The move by Infosys to acquire a British consultancy is another sign of Indian service firms moving up the value chain.
The $750 million purchase of British consultancy Axon Group by Infosys Technologies, announced in August, was the latest sign that the Indian technology industry is entering a new stage of maturity.
The size of the deal, one of the biggest foreign acquisitions by a subcontinental technology firm, made it notable. But more important is the nature of the acquired company, which specializes in SAP implementations. Infosys, long a provider of basic technology services and outsourcing, wants to move up the value chain into more sophisticated markets.

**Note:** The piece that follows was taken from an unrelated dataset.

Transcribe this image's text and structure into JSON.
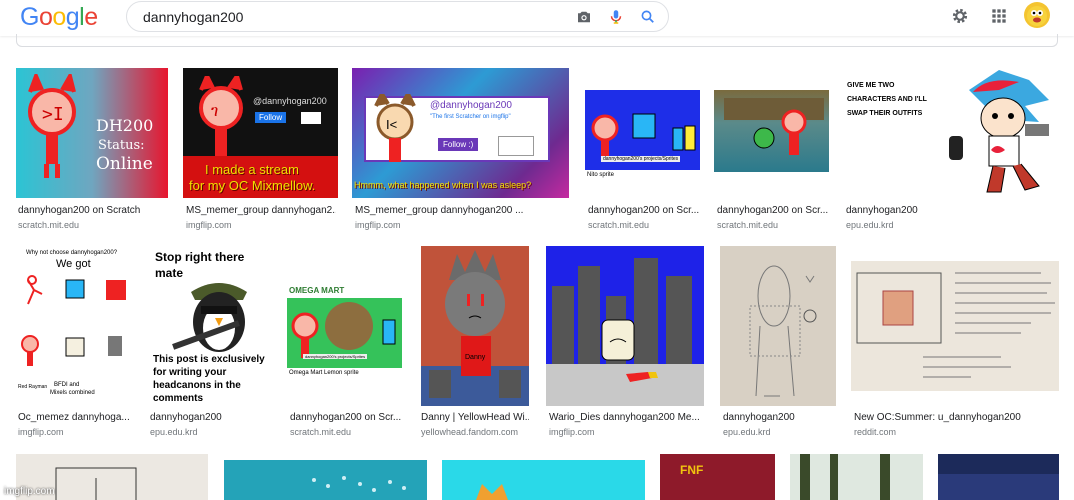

Other major Indian tech companies are expected to follow its lead.
One reason for the push into consulting is a slowdown in the industry's growth. Revenues are projected to increase by 20 percent annually, a hot pace that nonetheless represents a sharp decline from past performance. Some of that deceleration is caused by cyclical issues, such as turmoil in the global financial business--a major customer of India's outsourcers--and the weak dollar. But there are also signs of deeper challenges, including competition from other countries able to compete on cost, especially as wages in India are rising.
One way forward for India's tech giants is the development of new products and services--hence, the interest in Axon and a focus on the lucrative software development business. According to NASSCOM, the Indian technology trade group, "The next decade will play a crucial role in bringing about disruptive growth for the Indian software product segment."
But the industry has a long way to go before it can leave its relatively low-margin past behind. IT outsourcing ($23.1 billion) and business process outsourcing ($10.9 billion) still dwarf software and other products ($6.4 billion) in terms of current revenues for Indian companies.